Michael Sperber, MD suggests that one's capacity for resliience is related to one's capacity to "being-in-the-world." (Psychiatric  Times, July 2, 2012). He believes that the capacity adapt is related to the person engaging in three different conversations. One is being dialogue with nature. That is, the ability to ground yourself in the present is related to your being embrace by that of which we are a part and which sustains us. 

Anne Frank put it this way. "The best remedy for those who are afraid, lonely or unhappy is to go outside, somewhere where they can be quite alone with the heavens, nature, and God. Because only then does one feel that all is as it should be and that God wishes to see people happy, amidst the simple beauty of nature. As long as this exists, and it certainly always will, I know that then there will always be comfort for every sorrow, whatever the circumstances may be. And I firmly believe that nature brings solace in all troubles." (Diary of a Young Girl, 1986).

As spring invades the heart land, I am discovering again the healing quality of being in nature. Dialogue with the expanse of sky and the solid footing of ground helps heal my pain and nurtures my soul. Maybe it can become a solace for you as well.

THANKS DADDY

Hiking today in the warming weather, sun shining, heart lighter. The dark clouds of frigid cold have taken a break and allowed the warming sun to melt the shoulder-hunched heart.

And I am thinking about my Daddy.  I am wondering how he would have handled my frustration during these past couple of days. My computer would not work and I was grouchy.  I couldn’t get my calendars to sync. I couldn’t write my blog. I had to type email replies on those little keys on my phone. (Not exactly life threatening frustrations.)

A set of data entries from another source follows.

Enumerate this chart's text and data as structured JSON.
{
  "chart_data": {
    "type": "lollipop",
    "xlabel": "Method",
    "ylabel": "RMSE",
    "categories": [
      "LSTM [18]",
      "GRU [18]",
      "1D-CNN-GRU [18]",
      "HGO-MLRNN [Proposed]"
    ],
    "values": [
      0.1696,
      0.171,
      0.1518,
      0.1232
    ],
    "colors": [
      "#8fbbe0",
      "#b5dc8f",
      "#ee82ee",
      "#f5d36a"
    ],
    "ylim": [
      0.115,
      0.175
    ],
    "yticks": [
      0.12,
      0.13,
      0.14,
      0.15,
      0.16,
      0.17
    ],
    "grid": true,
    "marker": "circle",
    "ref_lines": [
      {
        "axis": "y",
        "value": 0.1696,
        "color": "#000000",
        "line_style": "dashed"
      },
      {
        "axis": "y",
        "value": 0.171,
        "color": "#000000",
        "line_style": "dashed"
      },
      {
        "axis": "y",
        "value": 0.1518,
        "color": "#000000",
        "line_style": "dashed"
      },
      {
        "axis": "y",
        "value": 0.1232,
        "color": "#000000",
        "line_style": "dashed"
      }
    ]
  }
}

The reason I was thinking about my Daddy is that he would have known what to do. You see, he was creative and resilient. He could take any tool and make it do what he wanted. It is said that the key to getting things done is having the right tool. Well, my Daddy believed that the key to getting things done is making the tools you have do what you want them to do.

So, if he didn’t have a wrench, he would take the pliers he had and use them.  If they were not working, he would add a piece of scrap pipe to the end of the handles to get a tighter grip. If the job needed a chisel and he only had a screw driver, he made it into a chisel. 

This is the unwanted gift my Daddy received by being a child of the depression. It was a gift he probably would have preferred doing without, but one that made it possible for him to survive and provide a living for his wife and five children. 

Now, I admit that I didn’t inherit my Daddy’s tool skills. But, I am grateful for the gift he gave me of believing that I could make it with the gifts I had been given.  It doesn’t keep me from getting grouchy when I have to adapt, but it does enable me to stay with the tools I do have available for my work and get the job done.

On this warming day in a painfully cold winter, I am grateful for my Daddy.